Multiparameter optimization
Multiparameter optimization (MPO) helps you rank and prioritize compounds by combining multiple properties into a single composite score. You define how each property maps to a 0–1 desirability scale, assign weights, and aggregate the results. MPO is especially useful in medicinal chemistry, where potency, solubility, permeability, clearance, and safety must all stay within acceptable ranges.
This page covers MPO profiles, desirability curves, scoring, and visualization tools available in Datagrok.
Profiles
An MPO profile defines which properties to evaluate, how to shape their desirability curves, and how to aggregate the results into a final score. Datagrok includes built-in profiles (such as the Pfizer CNS MPO) and lets you create your own.
To manage profiles, select Apps > Chem > MPO Profiles. From here, you can:
- Create a new profile
- Edit an existing profile
- Clone a profile
- Delete a profile
- Download a profile as JSON
- Upload a previously saved profile

Create a profile
To create a new profile, click Create Profile. A dedicated view opens where you can:
- Add properties and shape their desirability curves.
- Track changes in real time via the context panel (score histogram, best and worst scoring molecules).
- Add computed functions for properties missing from the dataset.

Desirability curves
Each property maps to a 0–1 desirability scale using one of three curve types:
| Curve type | Description |
|---|---|
| Freeform | Draw a custom curve by placing control points |
| Gaussian | Bell-shaped curve centered on an optimal value |
| Sigmoid | S-shaped curve for monotonically increasing or decreasing desirability |

Categorical properties
For categorical properties (such as compound class or assay outcome), you assign a desirability score to each category directly instead of drawing a curve.
Missing values
You can configure how the profile handles missing property values:
| Option | Behavior |
|---|---|
| Skip row | Exclude the compound from scoring |
| Use fallback score | Assign a default desirability value |
| Ignore property | Score the compound using the remaining properties |
Aggregation
Combine individual desirability scores into a final MPO score using one of these methods:
- Average
- Sum
- Product
- Geometric mean
- Min
- Max
You can also assign weights to individual properties to reflect their relative importance.
Built-in profiles
Datagrok includes the Pfizer CNS MPO profile by default. It combines six physicochemical properties into a 0–6 score that correlates with clinical CNS drug success.
Data-driven mode
Instead of designing desirability curves manually, you can train a profile from labeled data. Switch to data-driven mode and select a column that defines desirability (boolean, numeric, or categorical). MPO automatically shapes all curves to match the labeled data and generates a ROC curve and confusion matrix for validation.

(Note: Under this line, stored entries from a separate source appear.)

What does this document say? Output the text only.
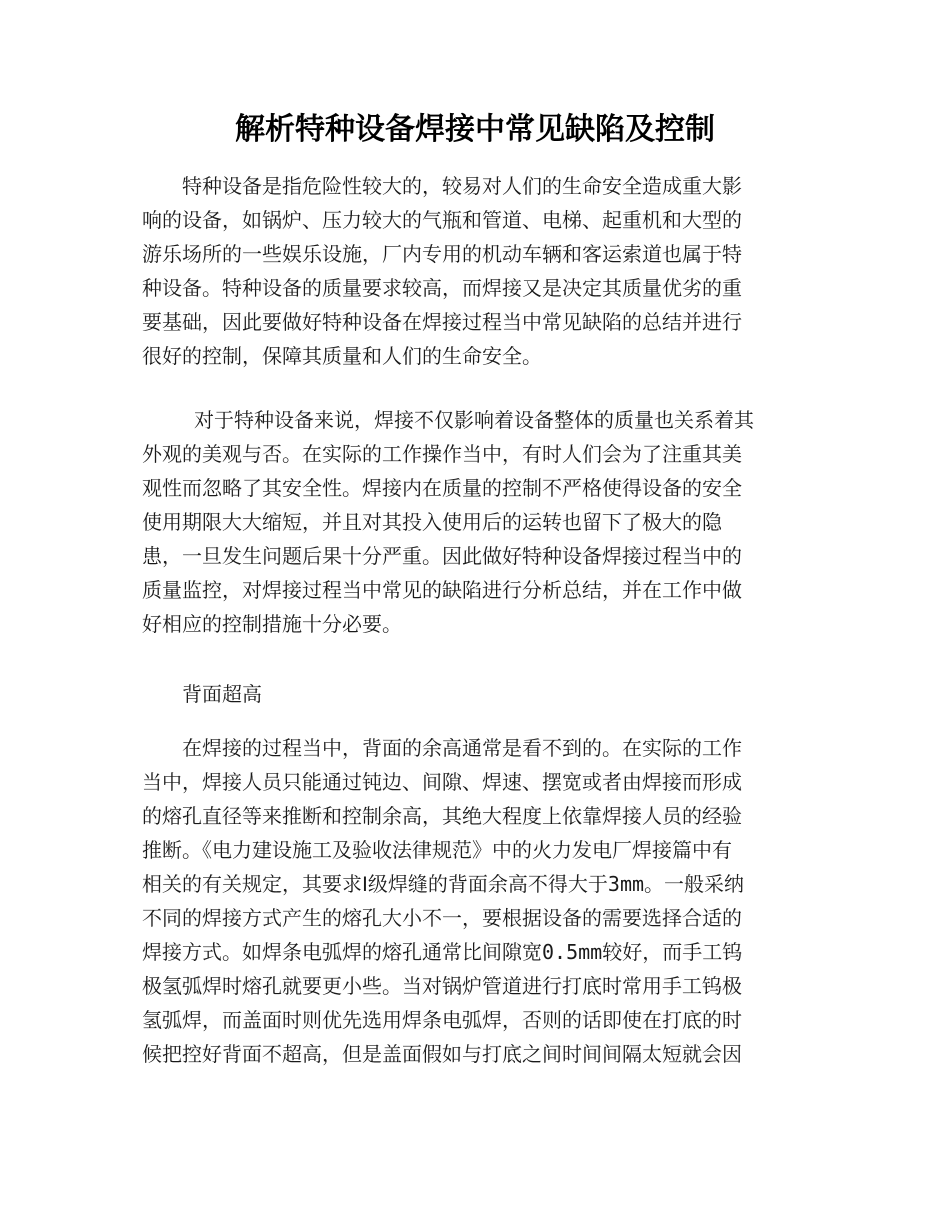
解析特种设备焊接中常见缺陷及控制

　　特种设备是指危险性较大的，较易对人们的生命安全造成重大影

响的设备，如锅炉、压力较大的气瓶和管道、电梯、起重机和大型的

游乐场所的一些娱乐设施，厂内专用的机动车辆和客运索道也属于特

种设备。特种设备的质量要求较高，而焊接又是决定其质量优劣的重

要基础，因此要做好特种设备在焊接过程当中常见缺陷的总结并进行

很好的控制，保障其质量和人们的生命安全。

　　 对于特种设备来说，焊接不仅影响着设备整体的质量也关系着其

外观的美观与否。在实际的工作操作当中，有时人们会为了注重其美

观性而忽略了其安全性。焊接内在质量的控制不严格使得设备的安全

使用期限大大缩短，并且对其投入使用后的运转也留下了极大的隐

患，一旦发生问题后果十分严重。因此做好特种设备焊接过程当中的

质量监控，对焊接过程当中常见的缺陷进行分析总结，并在工作中做

好相应的控制措施十分必要。

　　背面超高

　　在焊接的过程当中，背面的余高通常是看不到的。在实际的工作

当中，焊接人员只能通过钝边、间隙、焊速、摆宽或者由焊接而形成

的熔孔直径等来推断和控制余高，其绝大程度上依靠焊接人员的经验

推断。《电力建设施工及验收法律规范》中的火力发电厂焊接篇中有

相关的有关规定，其要求Ⅰ级焊缝的背面余高不得大于3mm。一般采纳

不同的焊接方式产生的熔孔大小不一，要根据设备的需要选择合适的

焊接方式。如焊条电弧焊的熔孔通常比间隙宽0.5mm较好，而手工钨

极氢弧焊时熔孔就要更小些。当对锅炉管道进行打底时常用手工钨极

氢弧焊，而盖面时则优先选用焊条电弧焊，否则的话即使在打底的时

候把控好背面不超高，但是盖面假如与打底之间时间间隔太短就会因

Data-driven mode is useful when you have a trusted dataset with known outcomes and want to build a profile without manually tuning each curve.
Scoring
To score compounds against a profile, select Chem > Calculate > MPO Score. Compatible profiles display a checkmark (✓) indicator.

Visualization
After scoring, you can use several tools to explore the results:
- Sort by MPO score to identify top candidates.
- Radar charts show per-property score breakdowns directly in the grid.
- Pareto front toggle highlights compounds where no property can improve without worsening another. For details, see the Pareto front viewer.